Architecture for Web Wallet/Interfaces

[hdevalence]

This issue is about designing the software architecture that will enable web-based wallets or other applications that interact with Penumbra.

Goals

We want to be able to support a wide variety of interfaces to Penumbra.

While it's important that there be at least one first-class wallet experience at launch, Penumbra's capabilities are multifaceted, and users will probably be best served by specialized interfaces: e.g., one for basic transfers or swaps, one for governance, one for power users to manage liquidity or examine the liquidity graph, etc.

Supporting a wide variety of interfaces is also important for decentralization: no one entity should "own" the Penumbra userbase via control of a single frontend, or be at risk of becoming a chokepoint for control of those users. This also means that it should be possible to build frontend interfaces to Penumbra that do not require custom backend infrastructure beyond an ordinary pd full node.

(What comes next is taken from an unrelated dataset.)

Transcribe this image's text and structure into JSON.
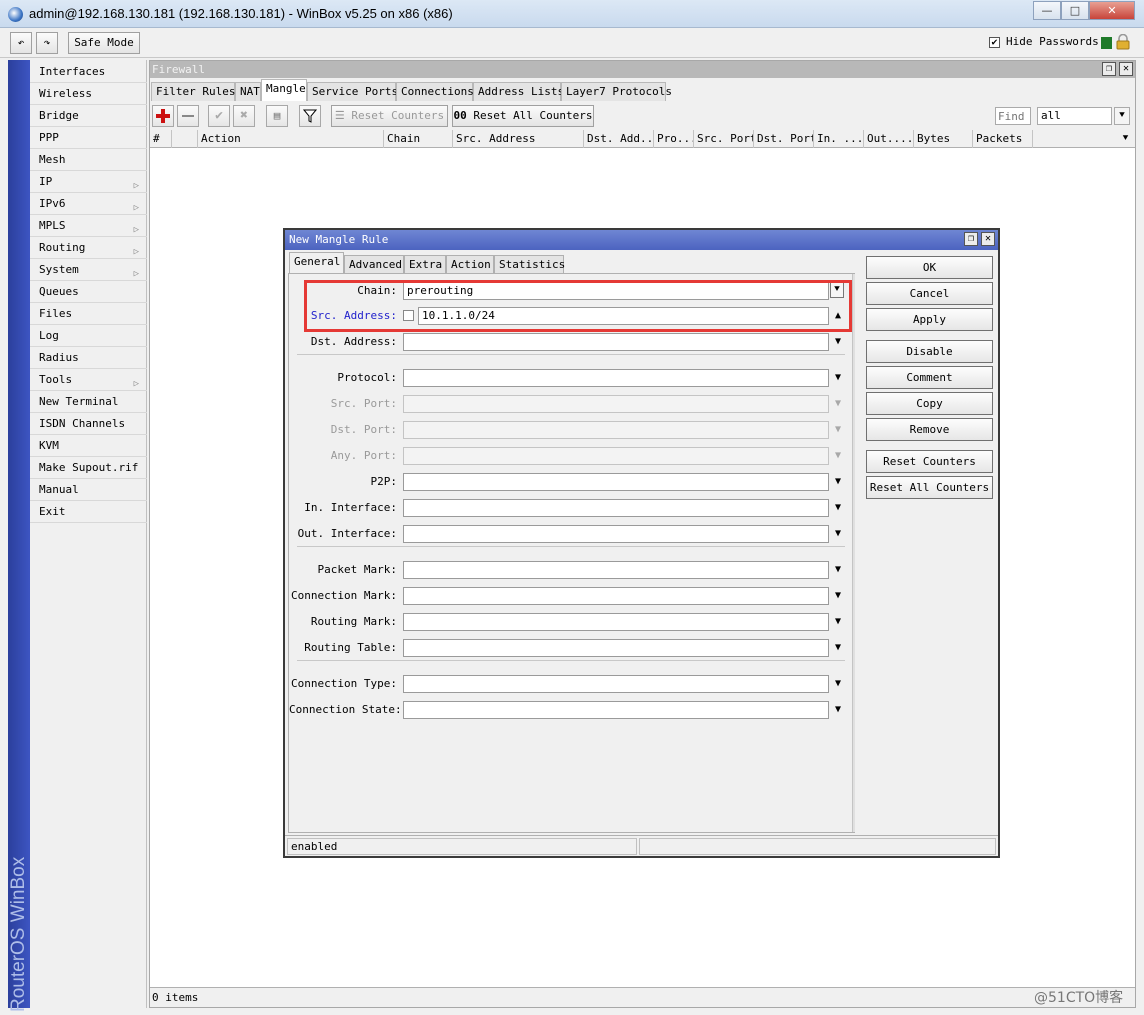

We want those interfaces to be as easy to build as interfaces to transparent chains.

Historically, interfaces to shielded chains have been more difficult to build than interfaces to transparent chains, because they require the application developer to manage synchronization of users' private state, unlike a transparent chain, where user state is accessible via RPC. Penumbra is about privacy without compromise, so we want to make it as easy to build those interfaces for Penumbra as it is for a shielded chain.

We want our users to have security when interacting with those interfaces.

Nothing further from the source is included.